À medida que Israel se orienta no sentido de travar continuamente esse tipo de guerra numa série de frentes nos próximos anos, estes comentários soam verdadeiros (embora não no sentido pretendido por Makovsky).
Embora o massacre impune iniciado pela Força Aérea de Israel (IAF) em Gaza no sábado, 27 de dezembro, tenha encontrado amplo apoio interno em Israel, alguns dias e algumas centenas de palestinos mortos depois, Aluf Benn, correspondente diplomático do diário israelense Ha 'aretz, explicado que “as soluções aéreas mágicas que não envolvem perda de soldados estão chegando ao fim”. Esta impressão alegadamente tornou-se a opinião consensual dentro do establishment militar israelense em meados da semana passada, e no sábado - um segundo shabbat shalom consecutivo - a Força de Defesa de Israel (IDF) lançou um ataque terrestre massivo "destinado a servir como complemento ao bombardeio aéreo" (juntamente com ataques navais contínuos).
“A invasão terrestre foi precedida por bombardeios de artilharia em grande escala por volta das 4h”, disse Ha’aretz. relatado, "pretendia 'suavizar' os alvos à medida que baterias de artilharia posicionadas ao longo da Faixa nos últimos dias começaram a bombardear alvos do Hamas e áreas abertas perto da fronteira. Centenas de projéteis foram disparados, incluindo bombas coletivas destinadas a áreas abertas."

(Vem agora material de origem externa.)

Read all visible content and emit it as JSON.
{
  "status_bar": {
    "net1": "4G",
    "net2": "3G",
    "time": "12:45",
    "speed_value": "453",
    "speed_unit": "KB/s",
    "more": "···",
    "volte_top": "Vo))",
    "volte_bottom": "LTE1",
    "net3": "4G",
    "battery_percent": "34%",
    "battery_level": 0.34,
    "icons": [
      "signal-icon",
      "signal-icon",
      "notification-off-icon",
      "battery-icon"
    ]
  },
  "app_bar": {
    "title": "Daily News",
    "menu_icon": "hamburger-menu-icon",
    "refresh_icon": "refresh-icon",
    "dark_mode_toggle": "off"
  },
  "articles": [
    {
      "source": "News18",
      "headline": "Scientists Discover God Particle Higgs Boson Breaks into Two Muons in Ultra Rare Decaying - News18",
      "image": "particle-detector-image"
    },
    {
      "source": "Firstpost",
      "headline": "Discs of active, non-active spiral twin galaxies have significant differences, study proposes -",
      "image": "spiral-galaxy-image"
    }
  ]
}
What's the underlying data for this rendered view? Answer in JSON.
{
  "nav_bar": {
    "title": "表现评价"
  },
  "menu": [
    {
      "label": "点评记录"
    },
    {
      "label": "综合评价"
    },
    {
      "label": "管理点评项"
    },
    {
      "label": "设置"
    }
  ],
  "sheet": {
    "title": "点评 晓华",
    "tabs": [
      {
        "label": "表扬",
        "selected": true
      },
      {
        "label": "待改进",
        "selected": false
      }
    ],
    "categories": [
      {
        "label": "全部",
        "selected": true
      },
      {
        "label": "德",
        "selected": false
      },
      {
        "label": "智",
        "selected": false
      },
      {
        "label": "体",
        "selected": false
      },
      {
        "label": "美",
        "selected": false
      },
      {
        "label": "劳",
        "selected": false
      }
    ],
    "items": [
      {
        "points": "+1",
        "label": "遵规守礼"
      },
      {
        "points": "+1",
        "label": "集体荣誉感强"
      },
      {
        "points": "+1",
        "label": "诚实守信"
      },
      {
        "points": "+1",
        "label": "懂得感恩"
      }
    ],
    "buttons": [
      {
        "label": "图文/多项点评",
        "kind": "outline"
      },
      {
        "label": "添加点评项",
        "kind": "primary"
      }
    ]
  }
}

Intimamente sintonizados com as exigências diplomáticas da guerra contra civis, os porta-vozes israelitas encontrarão sem dúvida uma forma de explicar não só porque é que o número de mortos palestinianos/israelenses neste “conflito” mantém o seu impressionante equilíbrio de 100/1, mas também o “ponto exato” natureza do bombardeamento naval israelita, dos bombardeamentos de artilharia e dos bombardeamentos colectivos do densamente povoado Gueto de Gaza.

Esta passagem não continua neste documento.